Dans le monde actuel, qui évolue à un rythme effréné, la psychologie met en évidence un changement silencieux dans ce qui définit véritablement la force mentale. Longtemps, on a considéré la résilience et la persévérance comme les piliers essentiels de l’équilibre émotionnel, mais des études récentes suggèrent l’existence d’une autre compétence, de plus en plus difficile à acquérir : la capacité à faire face à l’incertitude. Ce concept prend une forme concrète lorsqu’on observe les réactions humaines face à la perte, au doute ou à l’absence de réponses.
Un exemple récent est celui de Gabriela Saporito, candidate de l'émission Big Brother 2026, qui a éprouvé d’énormes difficultés à gérer l’incertitude après l’élimination de son amie Chaiany. En partant, Gabriela a réagi par des pleurs intenses et une souffrance visible, non seulement à cause de la perte, mais aussi à cause du vide émotionnel et du manque de contrôle sur ce qui allait suivre. Selon la psychologie, c’est précisément dans cet intervalle, entre l’événement et l’explication, que se révèle l’une des plus grandes forces (ou faiblesses) mentales d’une personne. Les conversations non résolues, les relations floues ou les décisions sans réponses claires créent un climat inconfortable que peu de personnes peuvent supporter. La tendance naturelle est alors de combler ce vide au plus vite.

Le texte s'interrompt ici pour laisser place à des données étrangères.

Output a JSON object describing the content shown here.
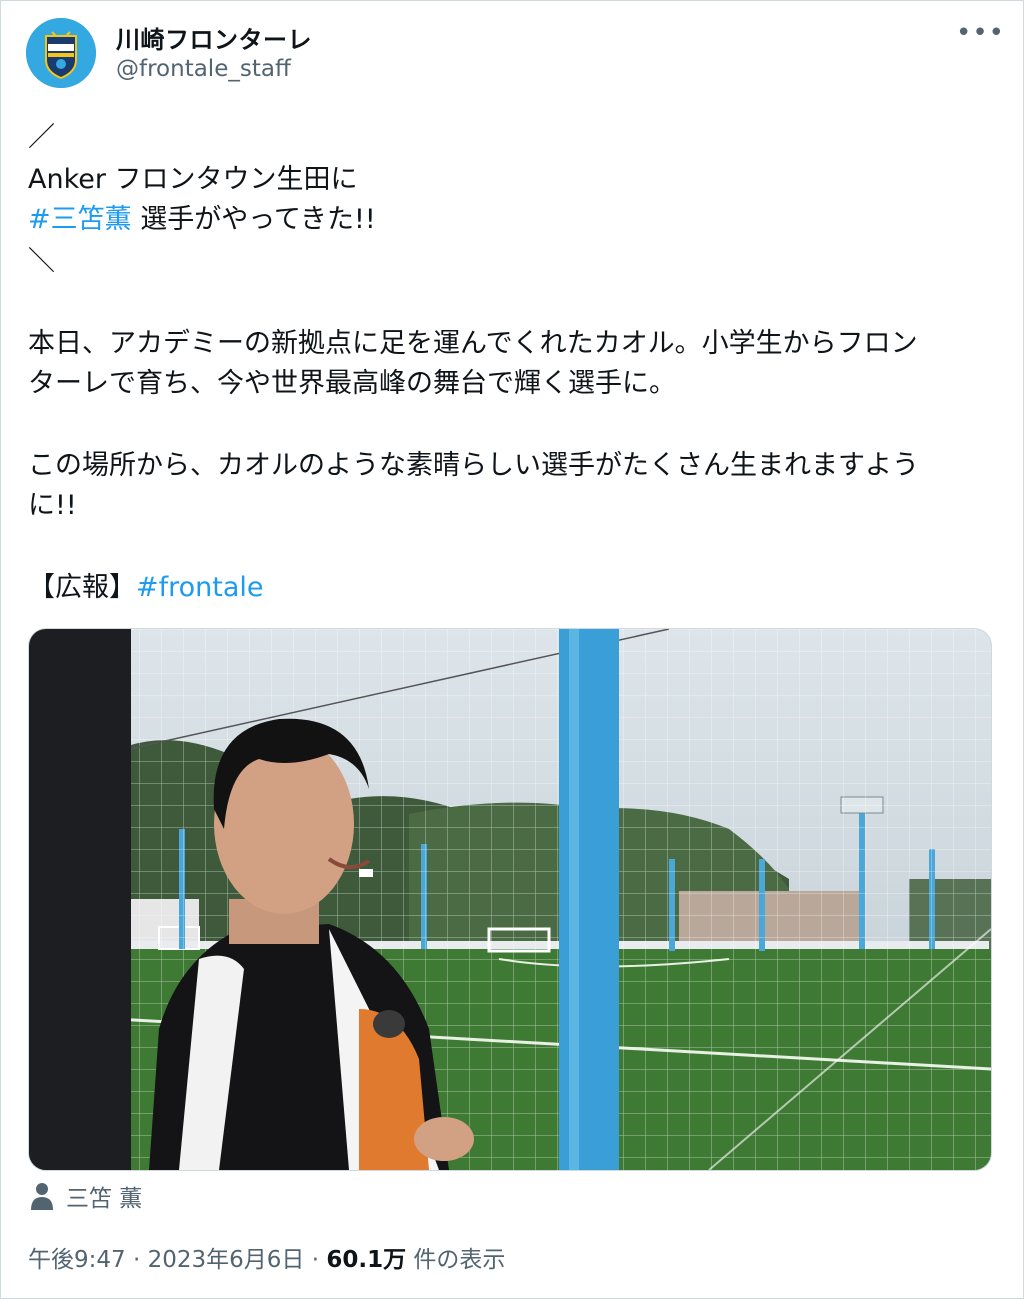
{
  "author": {
    "display_name": "川崎フロンターレ",
    "handle": "@frontale_staff",
    "more_label": "•••"
  },
  "tweet": {
    "lines": {
      "open_slash": "／",
      "heading_1": "Anker フロンタウン生田に",
      "hashtag_player": "#三笘薫",
      "heading_2_rest": " 選手がやってきた!!",
      "close_slash": "＼",
      "para1_line1": "本日、アカデミーの新拠点に足を運んでくれたカオル。小学生からフロン",
      "para1_line2": "ターレで育ち、今や世界最高峰の舞台で輝く選手に。",
      "para2_line1": "この場所から、カオルのような素晴らしい選手がたくさん生まれますよう",
      "para2_line2": "に!!",
      "pr_label": "【広報】",
      "hashtag_club": "#frontale"
    }
  },
  "media": {
    "tagged_person": "三笘 薫",
    "tag_icon": "person-icon"
  },
  "meta": {
    "time": "午後9:47",
    "date": "2023年6月6日",
    "views_value": "60.1万",
    "views_label": " 件の表示",
    "separator": " · "
  },
  "colors": {
    "link": "#1d9bf0",
    "secondary_text": "#536471",
    "club_blue": "#34a8e0"
  }
}
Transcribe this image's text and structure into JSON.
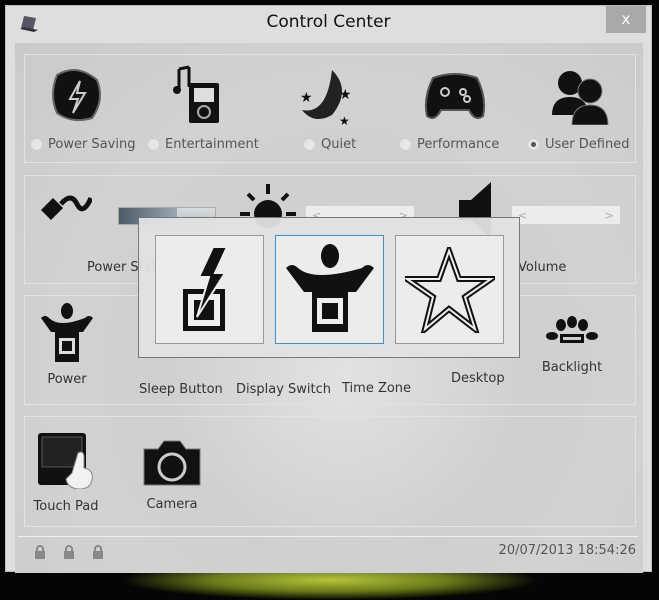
{
  "window": {
    "title": "Control Center",
    "close_label": "x"
  },
  "modes": [
    {
      "label": "Power Saving",
      "icon": "battery-bolt-icon",
      "selected": false
    },
    {
      "label": "Entertainment",
      "icon": "music-player-icon",
      "selected": false
    },
    {
      "label": "Quiet",
      "icon": "moon-stars-icon",
      "selected": false
    },
    {
      "label": "Performance",
      "icon": "gamepad-icon",
      "selected": false
    },
    {
      "label": "User Defined",
      "icon": "users-icon",
      "selected": true
    }
  ],
  "controls": {
    "power_status": "Power Status",
    "power_level_percent": 60,
    "volume": "Volume"
  },
  "features": [
    {
      "label": "Power",
      "icon": "cpu-person-icon"
    },
    {
      "label": "Sleep Button",
      "icon": "sleep-icon"
    },
    {
      "label": "Display Switch",
      "icon": "display-switch-icon"
    },
    {
      "label": "Time Zone",
      "icon": "clock-icon"
    },
    {
      "label": "Desktop",
      "icon": "desktop-icon"
    },
    {
      "label": "Backlight",
      "icon": "backlight-icon"
    }
  ],
  "devices": [
    {
      "label": "Touch Pad",
      "icon": "touchpad-icon"
    },
    {
      "label": "Camera",
      "icon": "camera-icon"
    }
  ],
  "popup": {
    "options": [
      {
        "icon": "cpu-bolt-icon"
      },
      {
        "icon": "cpu-person-icon",
        "selected": true
      },
      {
        "icon": "star-icon"
      }
    ]
  },
  "status": {
    "locks": [
      "num-lock-icon",
      "caps-lock-icon",
      "scroll-lock-icon"
    ],
    "datetime": "20/07/2013 18:54:26"
  },
  "colors": {
    "accent": "#3a8ee6",
    "glow": "#b6c43a"
  }
}
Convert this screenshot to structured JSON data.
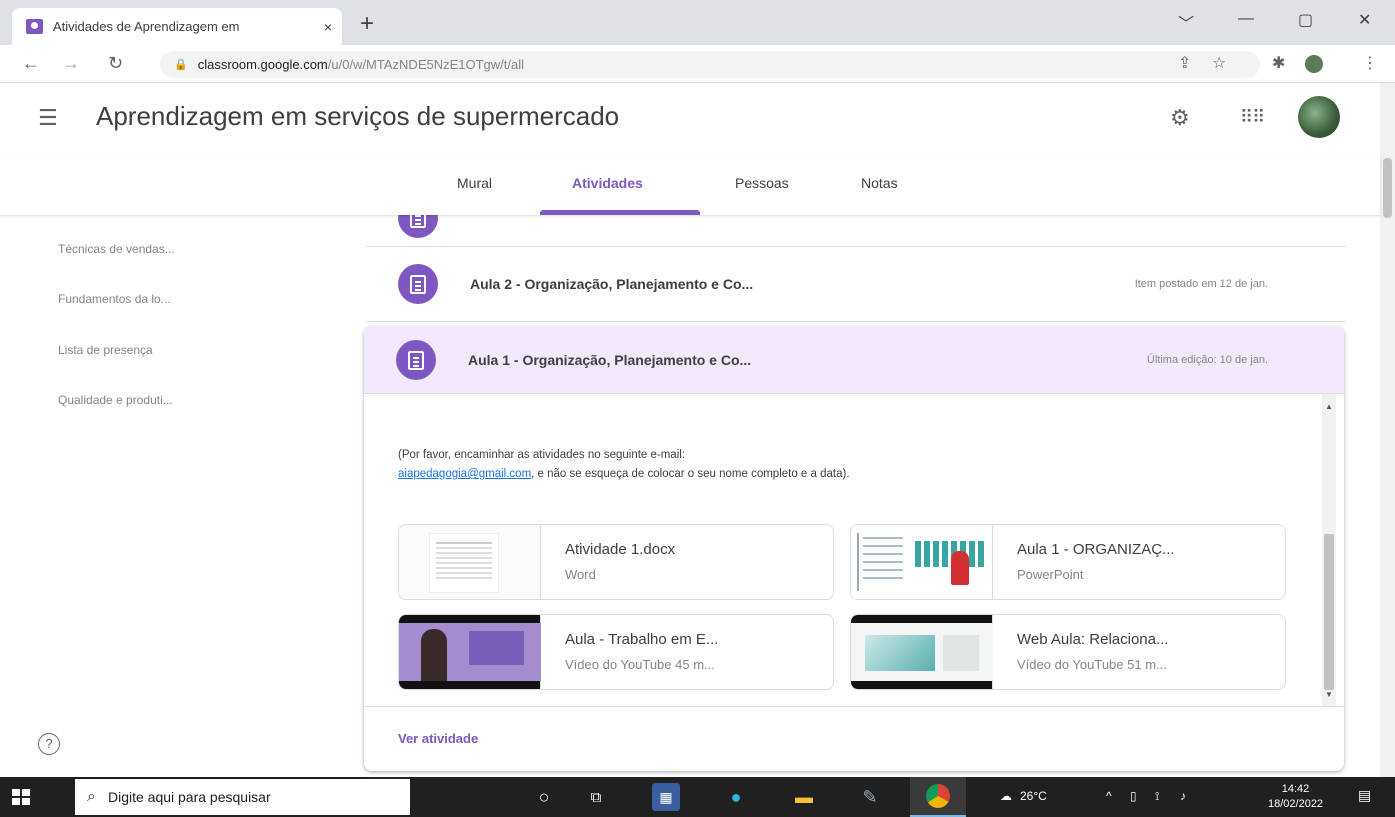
{
  "browser": {
    "tab_title": "Atividades de Aprendizagem em",
    "tab_close": "×",
    "new_tab": "+",
    "url_host": "classroom.google.com",
    "url_path": "/u/0/w/MTAzNDE5NzE1OTgw/t/all",
    "window_controls": [
      "﹀",
      "—",
      "▢",
      "✕"
    ]
  },
  "header": {
    "class_name": "Aprendizagem em serviços de supermercado"
  },
  "class_tabs": [
    "Mural",
    "Atividades",
    "Pessoas",
    "Notas"
  ],
  "active_tab": "Atividades",
  "topics": [
    "Técnicas de vendas...",
    "Fundamentos da lo...",
    "Lista de presença",
    "Qualidade e produti..."
  ],
  "items": [
    {
      "title": "Aula 2 - Organização, Planejamento e Co...",
      "meta": "Item postado em 12 de jan."
    },
    {
      "title": "Aula 1 - Organização, Planejamento e Co...",
      "meta": "Última edição: 10 de jan."
    }
  ],
  "expanded": {
    "desc_part1": "(Por favor, encaminhar as atividades no seguinte e-mail:",
    "email": "aiapedagogia@gmail.com",
    "desc_part2": ", e não se esqueça de colocar o seu nome completo e a data).",
    "attachments": [
      {
        "name": "Atividade 1.docx",
        "kind": "Word"
      },
      {
        "name": "Aula 1 - ORGANIZAÇ...",
        "kind": "PowerPoint"
      },
      {
        "name": "Aula - Trabalho em E...",
        "kind": "Vídeo do YouTube   45 m..."
      },
      {
        "name": "Web Aula: Relaciona...",
        "kind": "Vídeo do YouTube   51 m..."
      }
    ],
    "view_link": "Ver atividade"
  },
  "taskbar": {
    "search_placeholder": "Digite aqui para pesquisar",
    "weather": "26°C",
    "time": "14:42",
    "date": "18/02/2022"
  },
  "colors": {
    "accent": "#7e57c2",
    "expanded_header_bg": "#f3e8fd",
    "link": "#1a73e8"
  },
  "icons": [
    "menu-icon",
    "settings-icon",
    "apps-grid-icon",
    "assignment-icon",
    "help-icon",
    "windows-icon",
    "search-icon"
  ]
}
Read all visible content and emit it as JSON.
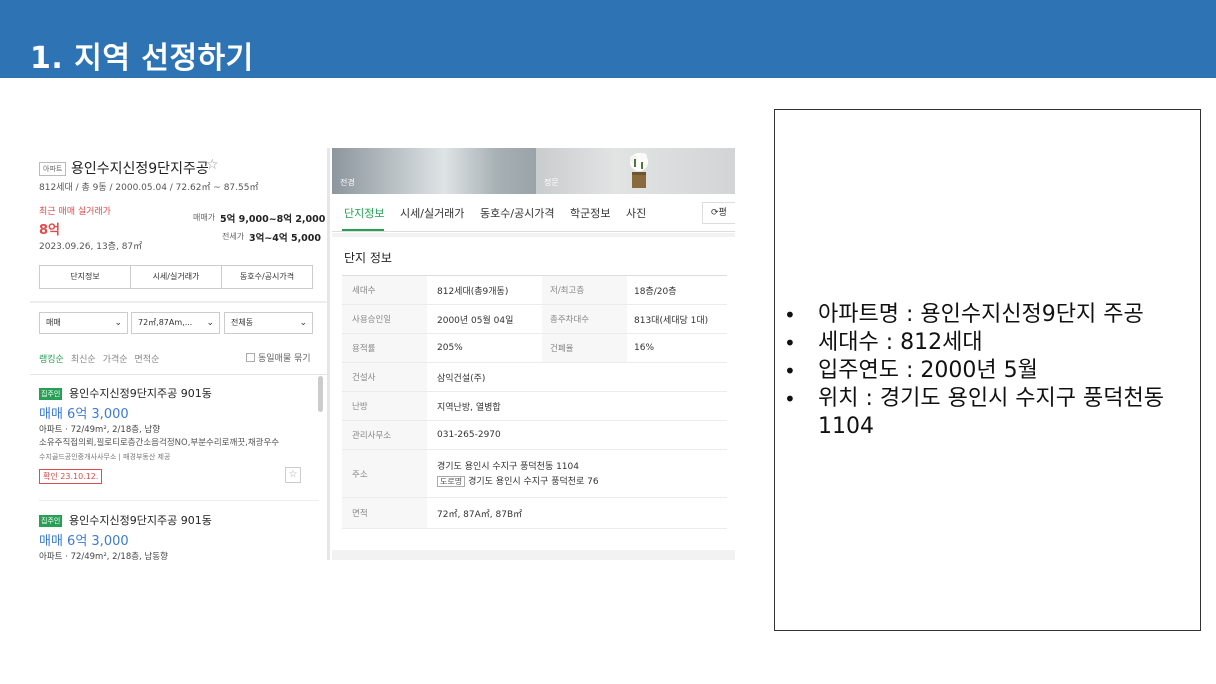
{
  "slide": {
    "title": "1. 지역 선정하기"
  },
  "left_panel": {
    "badge": "아파트",
    "apt_name": "용인수지신정9단지주공",
    "star": "☆",
    "summary": "812세대 / 총 9동 / 2000.05.04 / 72.62㎡ ~ 87.55㎡",
    "recent_label": "최근 매매 실거래가",
    "recent_price": "8억",
    "recent_date": "2023.09.26, 13층, 87㎡",
    "trade_label": "매매가",
    "trade_value": "5억 9,000~8억 2,000",
    "jeonse_label": "전세가",
    "jeonse_value": "3억~4억 5,000",
    "tabs": [
      "단지정보",
      "시세/실거래가",
      "동호수/공시가격"
    ],
    "selects": [
      {
        "value": "매매"
      },
      {
        "value": "72㎡,87Am,..."
      },
      {
        "value": "전체동"
      }
    ],
    "sorts": [
      "랭킹순",
      "최신순",
      "가격순",
      "면적순"
    ],
    "no_group": "동일매물 묶기",
    "listings": [
      {
        "tag": "집주인",
        "name": "용인수지신정9단지주공 901동",
        "price": "매매 6억 3,000",
        "info": "아파트 · 72/49m², 2/18층, 남향",
        "desc": "소유주직접의뢰,필로티로층간소음걱정NO,부분수리로깨끗,채광우수",
        "agent": "수지골드공인중개사사무소 | 매경부동산 제공",
        "confirm": "확인 23.10.12."
      },
      {
        "tag": "집주인",
        "name": "용인수지신정9단지주공 901동",
        "price": "매매 6억 3,000",
        "info": "아파트 · 72/49m², 2/18층, 남동향"
      }
    ]
  },
  "right_panel": {
    "photo_labels": [
      "전경",
      "정문"
    ],
    "tabs": [
      "단지정보",
      "시세/실거래가",
      "동호수/공시가격",
      "학군정보",
      "사진"
    ],
    "refresh": "평",
    "section_title": "단지 정보",
    "rows": [
      {
        "k": "세대수",
        "v": "812세대(총9개동)",
        "k2": "저/최고층",
        "v2": "18층/20층"
      },
      {
        "k": "사용승인일",
        "v": "2000년 05월 04일",
        "k2": "총주차대수",
        "v2": "813대(세대당 1대)"
      },
      {
        "k": "용적률",
        "v": "205%",
        "k2": "건폐율",
        "v2": "16%"
      },
      {
        "k": "건설사",
        "v": "삼익건설(주)"
      },
      {
        "k": "난방",
        "v": "지역난방, 열병합"
      },
      {
        "k": "관리사무소",
        "v": "031-265-2970"
      }
    ],
    "address": {
      "label": "주소",
      "line1": "경기도 용인시 수지구 풍덕천동 1104",
      "road_tag": "도로명",
      "line2": "경기도 용인시 수지구 풍덕천로 76"
    },
    "area": {
      "k": "면적",
      "v": "72㎡, 87A㎡, 87B㎡"
    }
  },
  "info_box": {
    "items": [
      "아파트명 : 용인수지신정9단지 주공",
      "세대수 : 812세대",
      "입주연도 : 2000년 5월",
      "위치 : 경기도 용인시 수지구 풍덕천동 1104"
    ]
  }
}
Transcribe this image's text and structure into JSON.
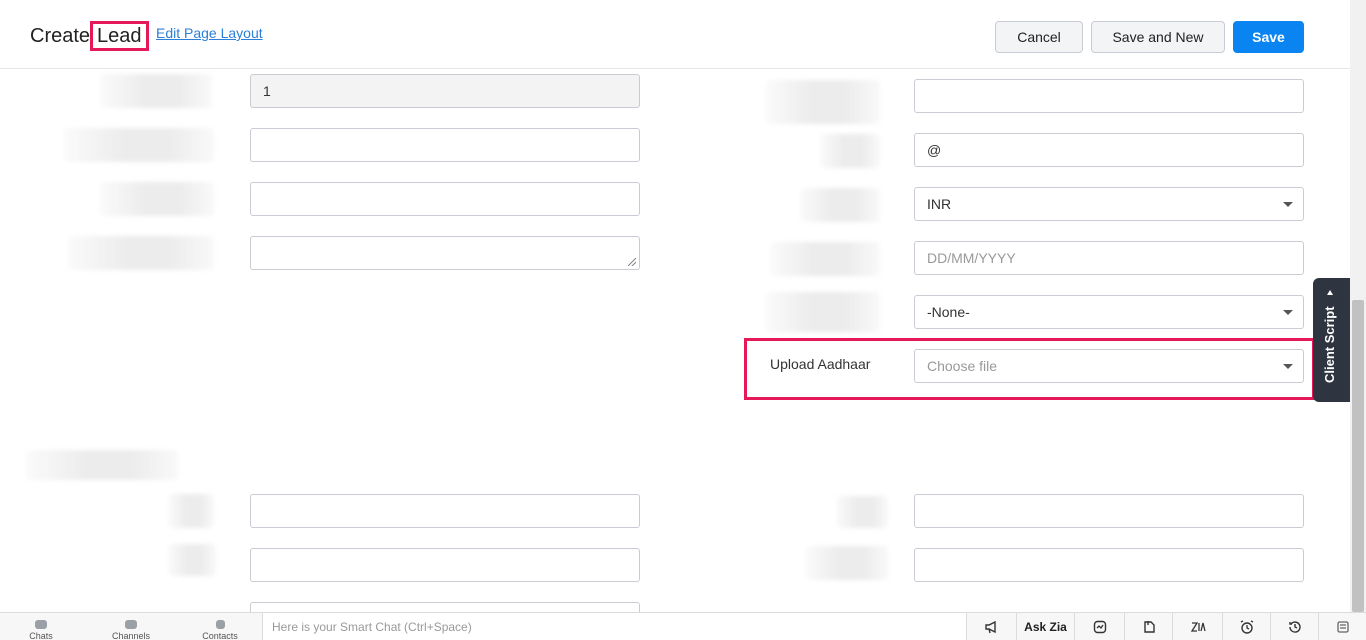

C’est là qu’interviennent les comportements automatiques : recherches sur Google, envoi de messages à des amis, quête d’interprétations extérieures. Au lieu d’attendre, beaucoup se forgent des idées fausses. Après tout, pour le cerveau, une mauvaise réponse semble plus acceptable que l’absence de réponse. Ce phénomène est connu sous le nom d’intolérance à l’incertitude. Selon les études des National Institutes of Health, il s’agit d’une caractéristique impliquant des croyances négatives concernant l’inconnu ainsi qu’une réaction émotionnelle, cognitive et comportementale intense face aux situations incertaines.
Initialement associée au trouble d’anxiété généralisée par des chercheurs tels que Michel Dugas et Kristin Buhr, elle est désormais reconnue comme une vulnérabilité transdiagnostique, présente dans les cas d’anxiété, de dépression, de TOC et d’autres troubles. Et la situation actuelle ne fait qu’amplifier ce phénomène. Il y a une trentaine d’années, l’incertitude faisait partie du quotidien et il était difficile d’y échapper. Aujourd’hui, le moindre doute peut être rapidement "dissipé" ou masqué d’un simple clic.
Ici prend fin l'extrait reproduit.